All statistical analysis was performed in R (v3.3.2). Welch two-sample t-test, ‘stats’ package, was used to test for significant difference between cell concentrations of samples fed with E. coli or L. brevis. The phenotypic fingerprint based on flow cytometry data was calculated using the PhenoFlow package (v1.0) in R (v3.3.2).5 The same package was used to calculate the phenotypic alpha diversity based on the Hill Number framework.
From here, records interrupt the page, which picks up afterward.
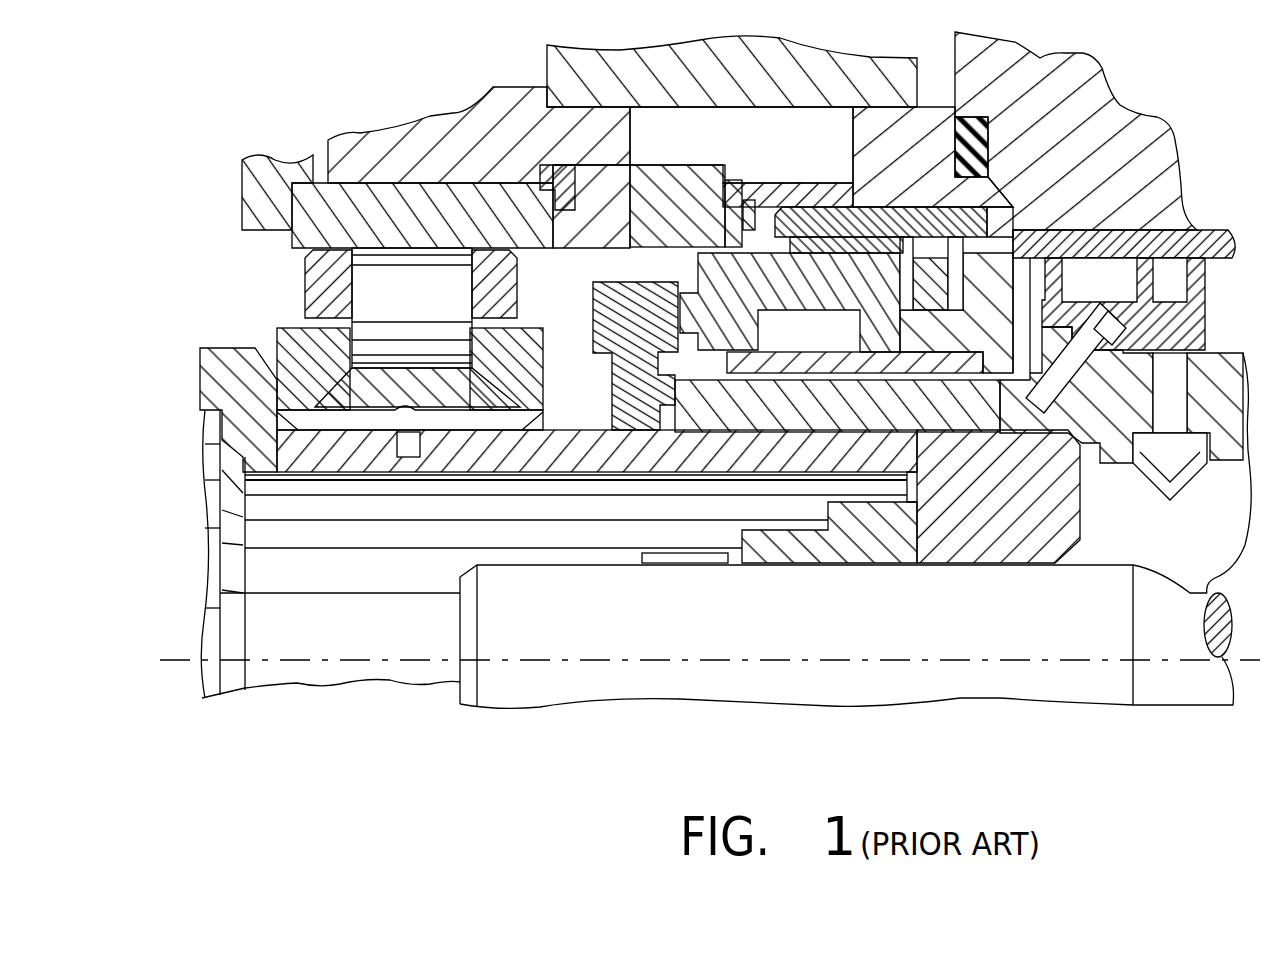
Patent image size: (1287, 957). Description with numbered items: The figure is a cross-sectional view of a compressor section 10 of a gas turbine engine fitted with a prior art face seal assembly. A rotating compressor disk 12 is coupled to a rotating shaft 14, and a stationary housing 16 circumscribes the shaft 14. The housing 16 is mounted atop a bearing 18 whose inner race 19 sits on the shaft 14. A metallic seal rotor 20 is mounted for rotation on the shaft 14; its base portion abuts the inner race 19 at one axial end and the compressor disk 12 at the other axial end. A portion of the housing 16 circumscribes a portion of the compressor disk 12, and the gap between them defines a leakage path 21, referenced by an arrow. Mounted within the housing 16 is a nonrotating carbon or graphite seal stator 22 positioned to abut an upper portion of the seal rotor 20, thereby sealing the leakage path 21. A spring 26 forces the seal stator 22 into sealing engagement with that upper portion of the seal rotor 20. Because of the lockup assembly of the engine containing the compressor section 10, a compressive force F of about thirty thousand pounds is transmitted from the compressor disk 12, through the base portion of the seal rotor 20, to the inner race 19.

The compressor section 10 is at (235, 740).
The compressor disk 12 is at (848, 415).
The shaft 14 is at (1055, 495).
The housing 16 is at (940, 88).
The bearing 18 is at (318, 277).
The inner race 19 is at (298, 345).
The seal rotor 20 is at (607, 312).
The leakage path 21 is at (1025, 345).
The seal stator 22 is at (782, 293).
The spring 26 is at (972, 297).
The compressive force F is at (690, 398).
The OTU contingency table was imported in R. OTUs with no more than one read in every sample (singletons) were removed.11 The pre-processed reads were normalized over the cell concentrations acquired with flow cytometry to receive the absolute OTU abundances.12 The graphs representing the 10 most relative or absolute abundant genera were generated using the phyloseq package13 in R (v3.3.2). Finally the differentially enriched samples were calculated using the DESeq2 package (v1.16.1) after the data underwent prevalence filtering (prevalence > 0.05).11 The adjusted p-value (padj) was calculated based on Benjamini and Hochberg method and padj < 0.01 was considered significant. The taxonomic alpha diversity was also calculated according to the Hill Number framework (order 2).